Before I got into skateboarding at 11, one of the only times I’d wear them was when I was playing sports.
It was normal for us to have calluses on our feet. My dad wore shoes even less than us and his feet became thick and tough like moccasins.
And it wasn’t only my family. If you lived in Hawaii, you just didn’t really wear shoes. Simple as that.
After all, you didn’t need to. You’re on the beach half the time. And the rest of the time you just wear slippers (i.e. “flip-flops” or “thongs” depending where you’re from). Easy on, easy off. No fuss.
One of the things I noticed when I moved away and started wearing shoes more often, was that I wasn’t feeling the ground anymore.
The grass in the park. Puddles after the rain. Gravel in the driveway. A smooth, freshly paved street. Mud between your toes.
Wearing shoes all the time, my feet grew soft. they forgot the many textures of the earth.
A friend from the mainland once visited me at home near the beach. He wasn’t used to going barefoot.
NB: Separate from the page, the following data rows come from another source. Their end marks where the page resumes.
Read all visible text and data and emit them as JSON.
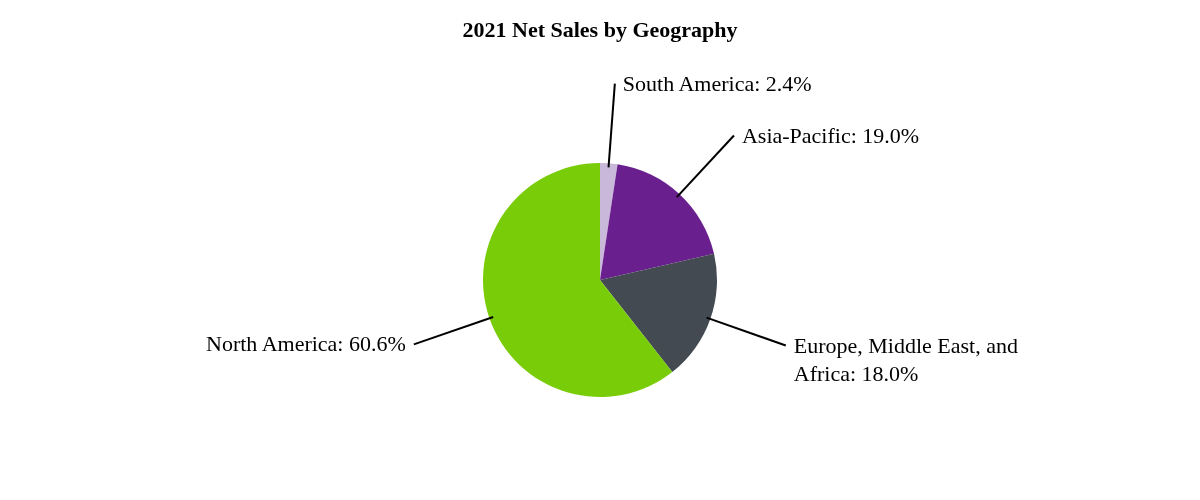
{
  "chart_data": {
    "type": "pie",
    "title": "2021 Net Sales by Geography",
    "categories": [
      "South America",
      "Asia-Pacific",
      "Europe, Middle East, and Africa",
      "North America"
    ],
    "values": [
      2.4,
      19.0,
      18.0,
      60.6
    ],
    "colors": [
      "#c9b8d9",
      "#6a1f8e",
      "#434a52",
      "#78cc08"
    ],
    "value_labels": [
      "2.4%",
      "19.0%",
      "18.0%",
      "60.6%"
    ]
  }
}
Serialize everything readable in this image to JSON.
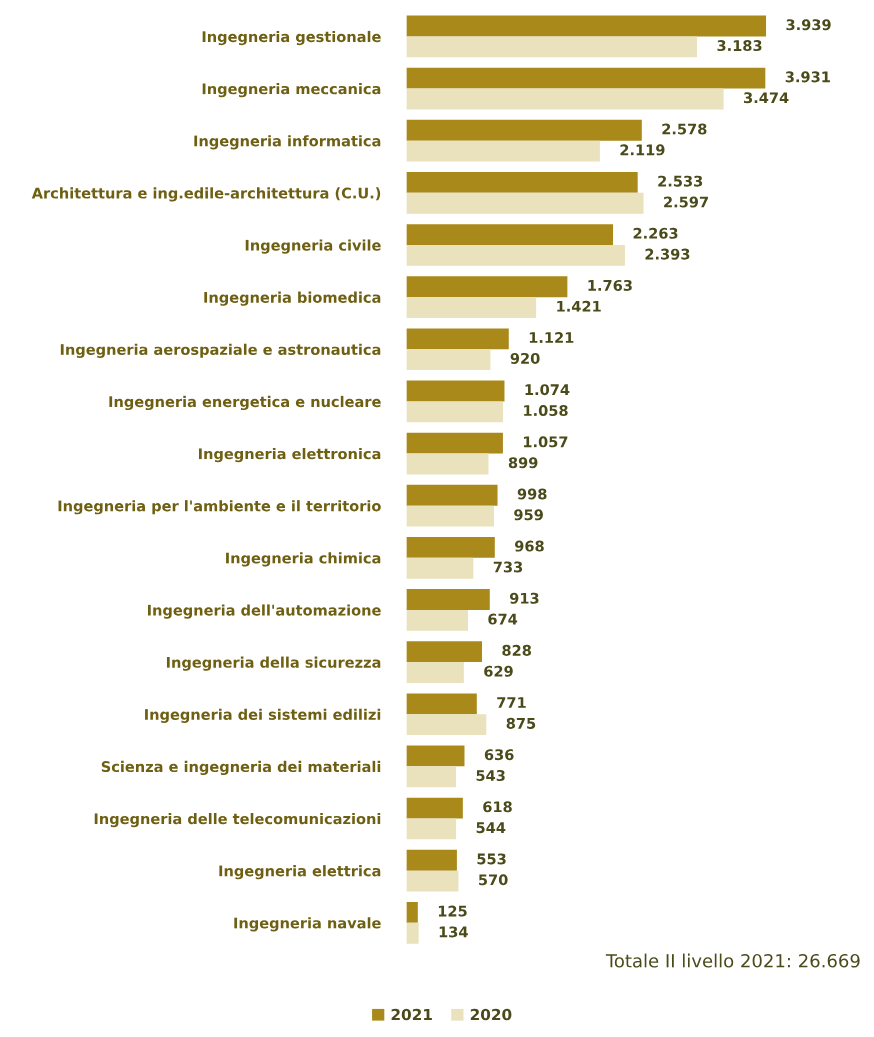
{
  "chart_data": {
    "type": "bar",
    "orientation": "horizontal",
    "categories": [
      "Ingegneria gestionale",
      "Ingegneria meccanica",
      "Ingegneria informatica",
      "Architettura e ing.edile-architettura (C.U.)",
      "Ingegneria civile",
      "Ingegneria biomedica",
      "Ingegneria aerospaziale e astronautica",
      "Ingegneria energetica e nucleare",
      "Ingegneria elettronica",
      "Ingegneria per l'ambiente e il territorio",
      "Ingegneria chimica",
      "Ingegneria dell'automazione",
      "Ingegneria della sicurezza",
      "Ingegneria dei sistemi edilizi",
      "Scienza e ingegneria dei materiali",
      "Ingegneria delle telecomunicazioni",
      "Ingegneria elettrica",
      "Ingegneria navale"
    ],
    "series": [
      {
        "name": "2021",
        "color": "#a8891a",
        "values": [
          3939,
          3931,
          2578,
          2533,
          2263,
          1763,
          1121,
          1074,
          1057,
          998,
          968,
          913,
          828,
          771,
          636,
          618,
          553,
          125
        ],
        "value_labels": [
          "3.939",
          "3.931",
          "2.578",
          "2.533",
          "2.263",
          "1.763",
          "1.121",
          "1.074",
          "1.057",
          "998",
          "968",
          "913",
          "828",
          "771",
          "636",
          "618",
          "553",
          "125"
        ]
      },
      {
        "name": "2020",
        "color": "#e9e2bd",
        "values": [
          3183,
          3474,
          2119,
          2597,
          2393,
          1421,
          920,
          1058,
          899,
          959,
          733,
          674,
          629,
          875,
          543,
          544,
          570,
          134
        ],
        "value_labels": [
          "3.183",
          "3.474",
          "2.119",
          "2.597",
          "2.393",
          "1.421",
          "920",
          "1.058",
          "899",
          "959",
          "733",
          "674",
          "629",
          "875",
          "543",
          "544",
          "570",
          "134"
        ]
      }
    ],
    "annotations": [
      "Totale II livello 2021: 26.669"
    ],
    "legend": "bottom",
    "grid": false
  }
}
We walked from my house down the road all the way to the ocean with no shoes. We had to walk slow, since his feet weren’t used to the different terrains. Wood chips, a sun-baked road, loose pebbles and sand can hurt if you’re not used to them.
But he loved it. “I can feel so much!” And he didn’t wear shoes the rest of the trip.
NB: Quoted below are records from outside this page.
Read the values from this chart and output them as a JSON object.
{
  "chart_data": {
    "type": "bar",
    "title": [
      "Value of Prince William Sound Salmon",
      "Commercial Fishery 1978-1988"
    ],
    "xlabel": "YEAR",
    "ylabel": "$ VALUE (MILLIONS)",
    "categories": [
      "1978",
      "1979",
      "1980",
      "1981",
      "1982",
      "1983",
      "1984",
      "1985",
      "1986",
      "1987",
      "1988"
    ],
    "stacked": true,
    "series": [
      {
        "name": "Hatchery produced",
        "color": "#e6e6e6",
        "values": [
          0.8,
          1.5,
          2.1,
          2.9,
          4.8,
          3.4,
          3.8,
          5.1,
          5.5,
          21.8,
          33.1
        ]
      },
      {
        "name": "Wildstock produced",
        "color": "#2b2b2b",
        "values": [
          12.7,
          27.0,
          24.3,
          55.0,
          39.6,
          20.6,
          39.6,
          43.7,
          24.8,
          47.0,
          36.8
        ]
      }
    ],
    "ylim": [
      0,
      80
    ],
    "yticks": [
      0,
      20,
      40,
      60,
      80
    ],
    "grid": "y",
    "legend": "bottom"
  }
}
When I started moving to different cities for work every year and my growing anxieties kept me more and more often indoors, I realized that on a personal level, I was going through the same thing my feet were.
If I stayed in my room, it didn’t matter where in the world I was. I was barricaded, shielded from the outside world. I didn’t get to know the people, I never saw the city, I didn’t know what the sky looked like or what the air felt or smelled like. I didn’t know what kinds of songs the birds sang in that part of the world. And if I left, having stayed in my room, it’s like I have never been there at all.
And my feet were going through the same thing. Wearing shoes, they were cut off from the ground beneath them. They didn’t know where they were. It didn’t make any difference if it was hot or cold or wet or dry. Through it all they were shielded, wrapped in a comfortable cocoon, and never exposed to the outside world.
Safe, yes. But sheltered.
Sometimes we really do need to block out the outside world. Sometimes that’s the only way we can think, the only way we have any chance to focus and get things done.
But how often do we block out the world around us simply because it’s more comfortable, and because it’s what we’ve been raised to do?
The world is a rich and deep and exciting place. How much of it do we miss because we’ve never thought to take off our shoes?